In Stevens v. Damon, 29 Vt. 521, it was hel that:
“The judgment of the justice in such a suit will not be a bar to a subsequent suit for the recovery of the account of the plaintiff which was not presented, if its presentation was omitted by mistake, or for any other sufficient reason.”
See Cramer v. Manufacturing Co., 35 C. C. A. 508, 93 Fed. 636; Fox v. Althorp, 40 Ohio St. 322; Kane v. Morehouse, 46 Conn. 300 (closely resembles Stevens v. Damon); Wyman v. Mitchell, 1 Cow. 316, and other cases cited in the case of Clark v. Rowling, supraj also, Johnson v. Insurance Co., 12 Mich. 216 (86 Am. Dec. 49).

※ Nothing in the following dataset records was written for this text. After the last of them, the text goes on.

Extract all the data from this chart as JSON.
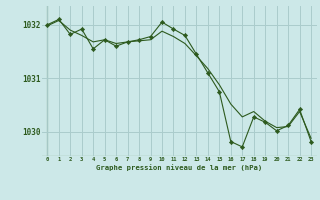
{
  "title": "Graphe pression niveau de la mer (hPa)",
  "bg_color": "#cce8e8",
  "grid_color": "#aacccc",
  "line_color": "#2d5a1e",
  "xlim": [
    -0.5,
    23.5
  ],
  "ylim": [
    1029.55,
    1032.35
  ],
  "yticks": [
    1030,
    1031,
    1032
  ],
  "xticks": [
    0,
    1,
    2,
    3,
    4,
    5,
    6,
    7,
    8,
    9,
    10,
    11,
    12,
    13,
    14,
    15,
    16,
    17,
    18,
    19,
    20,
    21,
    22,
    23
  ],
  "series1_x": [
    0,
    1,
    2,
    3,
    4,
    5,
    6,
    7,
    8,
    9,
    10,
    11,
    12,
    13,
    14,
    15,
    16,
    17,
    18,
    19,
    20,
    21,
    22,
    23
  ],
  "series1_y": [
    1032.0,
    1032.1,
    1031.82,
    1031.92,
    1031.55,
    1031.72,
    1031.6,
    1031.68,
    1031.72,
    1031.78,
    1032.05,
    1031.92,
    1031.8,
    1031.45,
    1031.1,
    1030.75,
    1029.82,
    1029.72,
    1030.28,
    1030.18,
    1030.02,
    1030.12,
    1030.42,
    1029.82
  ],
  "series2_x": [
    0,
    1,
    2,
    3,
    4,
    5,
    6,
    7,
    8,
    9,
    10,
    11,
    12,
    13,
    14,
    15,
    16,
    17,
    18,
    19,
    20,
    21,
    22,
    23
  ],
  "series2_y": [
    1031.98,
    1032.08,
    1031.9,
    1031.8,
    1031.68,
    1031.72,
    1031.65,
    1031.68,
    1031.7,
    1031.72,
    1031.88,
    1031.78,
    1031.65,
    1031.42,
    1031.18,
    1030.88,
    1030.52,
    1030.28,
    1030.38,
    1030.2,
    1030.08,
    1030.1,
    1030.38,
    1029.88
  ]
}
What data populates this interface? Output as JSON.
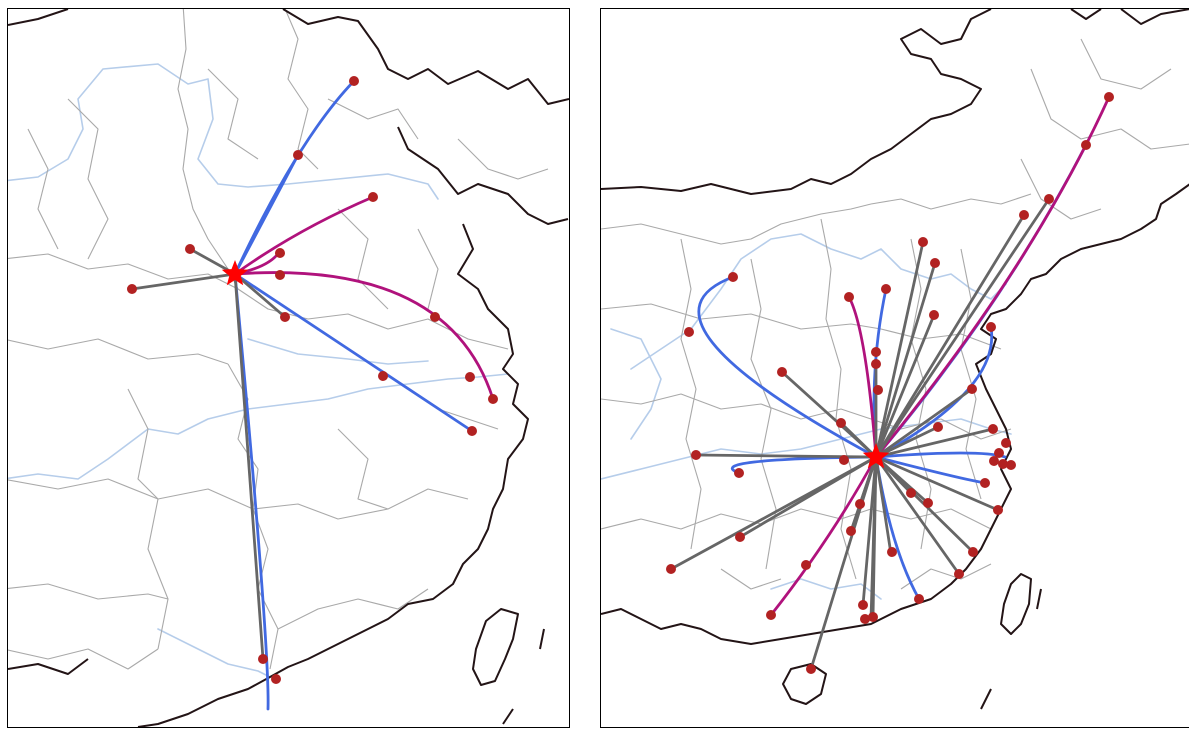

In the case before us, there is evidence from which it might be found that the course taken by the defendant in procuring a judgment for the breach of the contract was due to the concealment on the part of the iron works of the fact of the transfer of the claim, or, at least, of the mistake of the defendant in supposing that it belonged to the iron works at that time. We think the hardship and injustice of a strict application of the rule of merger is so apparent that we are justified in considering the case within the principle of the cases cited, and holding that, although the plaintiff was not strictly in privity as to the judgment, he was as to the cause of action upon which it was based, and that the defense made was proper. We think this conclusion renders it unnecessary to discuss the subject of election of remedies raised by the briefs.
The further point is made that the defense was not admissible under the pleadings. The case began in justice’s court. The plea was presumably oral, and consisted of “the general issue, notice of set-off and recoupment.” This was not a sufficiently definite plea, under the case of Kerr v. Bennett, 109 Mich. 546, but it was amendable, and, had attention been called to it, doubtless would have been amended.
[486]*486The objections shown in the record do not indicate that the sufficiency of the plea was attacked. They are simply that certain questions and testimony were incompetent and immaterial. That might mean that the plea was insufficient, or that the defense of recoupment could not be proved because of the former judgment, which seems to have been, then, as here, the main contention. Such objections are admirably adapted to the concealment of the real point relied upon, and we have often held that they will not justify a reversal. The authorities are collected in the recent case of Detzur v. Brewing Co., 119 Mich. 282.
The judgment should be affirmed.
Moore and Long, JJ., concurred with Hooker, J.